Spread: Posted on March 19, the tweet has been retweeted over 1,400 times within two days and has received over 152k views. Given the growing concern surrounding hygiene issues, the tweet is likely to gain further attention and spread more widely.
Significance: The claim that delivery-only restaurants maintain poor hygiene conditions could severely impact the food delivery industry. If proven false, numerous delivery-only restaurant owners who maintain good hygienic standards could suffer significant profit losses, potentially leading to closures.
Initial assessment: The evidence presented focuses on a single restaurant, which is insufficient to support a general claim about the entire industry. To verify the claim, one could monitor the Korean news outlet that provided the video for further updates, or review annual or monthly assessments from the Korean hygiene management department to determine the percentage of delivery-only restaurants that meet hygiene standards.
As you can tell, the above example was submitted by a student from Korea who was studying at our university, which is located in Hong Kong, making it even harder to fact-check the claims in the tweet.
The following is what I wrote as feedback:
You have discovered an intriguing claim that is certainly worth investigating. However, in its current form, your proposal focuses on a factor that is not entirely fact-checkable by a student in Hong Kong. While this could be excellent material for further journalistic investigation in Korea, it is not suitable for a fact-checking project in this course.
Here's why it's not fact-checkable.
Implied claim to be investigated: Many delivery-only restaurants in Busan have blocked their windows, presumably to conceal poor hygiene conditions, as demonstrated by the one mentioned in the MBC news report.
Assessment: Attempting to fact-check the windows of "many" restaurants in Busan from Hong Kong and investigate what the hidden kitchens behind them look like is not feasible. It is perhaps not realistic even for most people living in Busan as well, given the time it requires and potential troubles one might encounter with restaurant owners.

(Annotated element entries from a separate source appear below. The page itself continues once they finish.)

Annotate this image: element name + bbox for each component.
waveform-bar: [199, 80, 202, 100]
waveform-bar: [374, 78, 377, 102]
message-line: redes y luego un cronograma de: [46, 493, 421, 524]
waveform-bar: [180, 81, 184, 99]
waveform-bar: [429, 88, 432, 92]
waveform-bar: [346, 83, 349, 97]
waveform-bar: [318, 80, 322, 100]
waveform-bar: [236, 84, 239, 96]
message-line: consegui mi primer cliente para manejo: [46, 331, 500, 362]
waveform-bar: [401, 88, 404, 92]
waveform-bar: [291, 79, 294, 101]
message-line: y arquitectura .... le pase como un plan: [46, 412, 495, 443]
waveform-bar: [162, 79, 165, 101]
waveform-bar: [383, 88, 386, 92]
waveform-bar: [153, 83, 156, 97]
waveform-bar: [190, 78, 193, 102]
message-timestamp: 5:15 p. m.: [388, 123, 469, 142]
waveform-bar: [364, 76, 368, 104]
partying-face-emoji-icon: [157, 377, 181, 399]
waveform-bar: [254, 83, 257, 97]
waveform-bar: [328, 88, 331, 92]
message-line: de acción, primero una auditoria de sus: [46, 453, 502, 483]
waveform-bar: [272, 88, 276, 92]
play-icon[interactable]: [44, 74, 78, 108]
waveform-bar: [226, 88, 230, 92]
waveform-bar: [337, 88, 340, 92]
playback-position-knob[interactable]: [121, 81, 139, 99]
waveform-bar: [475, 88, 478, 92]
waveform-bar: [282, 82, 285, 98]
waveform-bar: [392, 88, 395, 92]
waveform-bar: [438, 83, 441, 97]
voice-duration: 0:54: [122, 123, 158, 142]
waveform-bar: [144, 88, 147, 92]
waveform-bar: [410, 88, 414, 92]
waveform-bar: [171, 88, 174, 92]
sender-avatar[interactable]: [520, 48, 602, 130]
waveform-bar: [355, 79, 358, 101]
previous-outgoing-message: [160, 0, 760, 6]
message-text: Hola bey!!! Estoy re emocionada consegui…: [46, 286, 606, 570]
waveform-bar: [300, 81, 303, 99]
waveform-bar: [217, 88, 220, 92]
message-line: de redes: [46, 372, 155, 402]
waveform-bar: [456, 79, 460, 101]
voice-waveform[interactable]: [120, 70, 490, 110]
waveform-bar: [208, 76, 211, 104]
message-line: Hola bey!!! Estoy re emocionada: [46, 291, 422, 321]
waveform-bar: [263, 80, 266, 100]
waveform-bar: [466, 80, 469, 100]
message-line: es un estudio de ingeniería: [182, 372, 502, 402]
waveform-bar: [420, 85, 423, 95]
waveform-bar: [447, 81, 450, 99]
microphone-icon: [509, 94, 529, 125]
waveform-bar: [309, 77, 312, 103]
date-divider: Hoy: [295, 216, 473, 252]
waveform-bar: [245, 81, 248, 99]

Your suggested two methods:
Wait for MBC to follow up and check other restaurants. — Yes, you may find out more but this is not a fact-checking methodology.
Check the records compiled by authorities. — You have not indicated if you have looked and made sure such data or records are available. But even if they exist, their accuracy in reflecting the real situation cannot be guaranteed.
The existence of the MBC news report itself suggests that this issue has not been widely recognised by the public.
If authorities were aware, it is likely that those restaurants would have been warned, and more news about this issue would have already been available in Korea.
This claim might require the type of investigation for you to go undercover, which is again not something a university student in Hong Kong can undertake.
I agree that the claim holds significance for people in Busan, especially if the number of unhygienic restaurants could be determined and there are indeed many.
However, for the reasons mentioned above, it is very unlikely that you can find that out.